像是一扇窗,让他看到了他坐在乾清宫里永远看不到的东西。秦恒替他把窗户推开了,他得顺着那扇窗走进那片地,做些什么。
第二天早朝之前,他把林相和张晗叫到了乾清宫,把秦恒的笔记给他们看。两个人看了整整一个时辰,期间谁都没有说话,翻页的声音在安静的殿里格外清晰。林相看完之后把笔记放在案上,沉默了一会儿才开口。
"太子殿下这份见闻,比臣派下去巡查的人写的报告厚三倍,细十倍。"
张晗也点了点头。"那些老兵说的每句话都记下来了,连他们说话时的表情和语气都写了。这不是一般的巡查能做到的。"
秦夜把笔记收起来,看着他们两个。
"朕打算做三件事。第一,在各地卫所设立一个固定的申诉渠道,士兵有什么冤屈可以直接往上递,不必经过他们的直属将领。这件事张晗你来办,带着刑部和兵部一起拟个章程。”
“第二,要求各府的衙门在荒年必须主动开仓放粮,不必等朝廷的文到了再动。林相你拟一道令,把主动放粮作为地方官考核的加分项。”
"第三,从明年开始,朕每年派一批年纪轻、脑子活的官员下去巡查,跟太子的做法一样——不许大张旗鼓,不许提前通知,下去之后蹲在百姓和士兵中间听他们怎么说。这件事由吏部来安排人选。"
林相和张晗各自记下了,领了旨意退了出去。秦夜坐在案前,把秦恒的那本笔记放在案角最顺手的位置,打算这几天再翻一遍,看看有没有什么漏掉的东西。

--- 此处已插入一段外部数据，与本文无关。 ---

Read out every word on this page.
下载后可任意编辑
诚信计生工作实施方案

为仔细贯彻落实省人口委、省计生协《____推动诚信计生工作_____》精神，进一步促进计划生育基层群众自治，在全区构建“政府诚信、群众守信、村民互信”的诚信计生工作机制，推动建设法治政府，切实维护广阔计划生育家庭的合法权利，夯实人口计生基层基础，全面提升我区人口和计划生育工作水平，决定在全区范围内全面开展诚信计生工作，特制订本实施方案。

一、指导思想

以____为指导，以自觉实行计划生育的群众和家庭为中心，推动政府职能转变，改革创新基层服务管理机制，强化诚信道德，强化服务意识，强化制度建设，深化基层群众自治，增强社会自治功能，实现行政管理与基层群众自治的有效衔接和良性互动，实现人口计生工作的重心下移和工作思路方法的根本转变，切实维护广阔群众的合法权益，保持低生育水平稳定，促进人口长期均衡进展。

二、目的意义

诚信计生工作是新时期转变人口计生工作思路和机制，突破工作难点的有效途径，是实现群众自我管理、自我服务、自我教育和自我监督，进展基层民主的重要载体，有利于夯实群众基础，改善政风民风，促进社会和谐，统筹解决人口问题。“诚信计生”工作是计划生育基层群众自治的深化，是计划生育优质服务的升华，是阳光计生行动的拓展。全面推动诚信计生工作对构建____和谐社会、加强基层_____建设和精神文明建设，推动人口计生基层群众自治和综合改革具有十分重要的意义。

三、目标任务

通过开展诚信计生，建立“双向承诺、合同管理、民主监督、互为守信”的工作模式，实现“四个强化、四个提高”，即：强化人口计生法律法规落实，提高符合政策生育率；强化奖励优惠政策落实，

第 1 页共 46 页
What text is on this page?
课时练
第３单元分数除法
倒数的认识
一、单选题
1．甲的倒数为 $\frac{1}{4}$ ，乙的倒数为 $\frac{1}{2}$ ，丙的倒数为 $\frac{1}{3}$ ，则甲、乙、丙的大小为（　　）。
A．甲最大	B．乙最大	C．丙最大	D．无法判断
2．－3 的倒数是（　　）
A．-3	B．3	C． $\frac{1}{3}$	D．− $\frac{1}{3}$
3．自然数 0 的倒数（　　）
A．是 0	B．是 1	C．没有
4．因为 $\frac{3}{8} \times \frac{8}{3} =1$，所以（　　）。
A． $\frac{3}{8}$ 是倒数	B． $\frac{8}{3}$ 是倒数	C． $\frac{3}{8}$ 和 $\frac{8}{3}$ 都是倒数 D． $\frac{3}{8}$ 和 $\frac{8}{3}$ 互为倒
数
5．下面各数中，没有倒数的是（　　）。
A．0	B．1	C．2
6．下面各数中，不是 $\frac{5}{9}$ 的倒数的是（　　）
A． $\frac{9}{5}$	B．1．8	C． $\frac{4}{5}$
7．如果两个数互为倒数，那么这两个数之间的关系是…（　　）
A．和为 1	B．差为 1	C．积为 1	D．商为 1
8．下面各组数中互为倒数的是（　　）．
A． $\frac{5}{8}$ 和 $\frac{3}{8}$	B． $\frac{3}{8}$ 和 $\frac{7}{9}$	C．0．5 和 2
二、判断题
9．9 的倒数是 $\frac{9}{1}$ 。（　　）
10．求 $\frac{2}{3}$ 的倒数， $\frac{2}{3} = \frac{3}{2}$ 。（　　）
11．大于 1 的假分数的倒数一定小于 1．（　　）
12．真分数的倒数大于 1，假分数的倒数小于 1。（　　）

秦恒是当天下午才起来的。他在西北那一个多月作息都是按军中的规矩来的,天不亮就起、天黑才歇,回了京城反而一时改不过来,一觉睡到了日上三竿。他来到乾清宫的时候,脸上带着一丝不好意思,像是觉得睡懒觉误了事。
"父皇,您昨晚看完了?"
"看完了。天快亮才合上。"
秦恒愣了一下。"那儿臣打扰父皇歇息了……"
"没有。你写的那些东西,比歇一晚上觉有用。"秦夜把笔记推到他面前,"你自己再看一遍。你看完之后告诉朕,你觉得哪一条是你写得最用心的。"
秦恒接过来,翻了几页,手指停在某一处。那里记着一个老兵说过的话——那个老兵说他在卫所待了十七年,送走了四任将领,每一任来的时候都说要整顿军纪,每一任走的时候都是带着银子走的。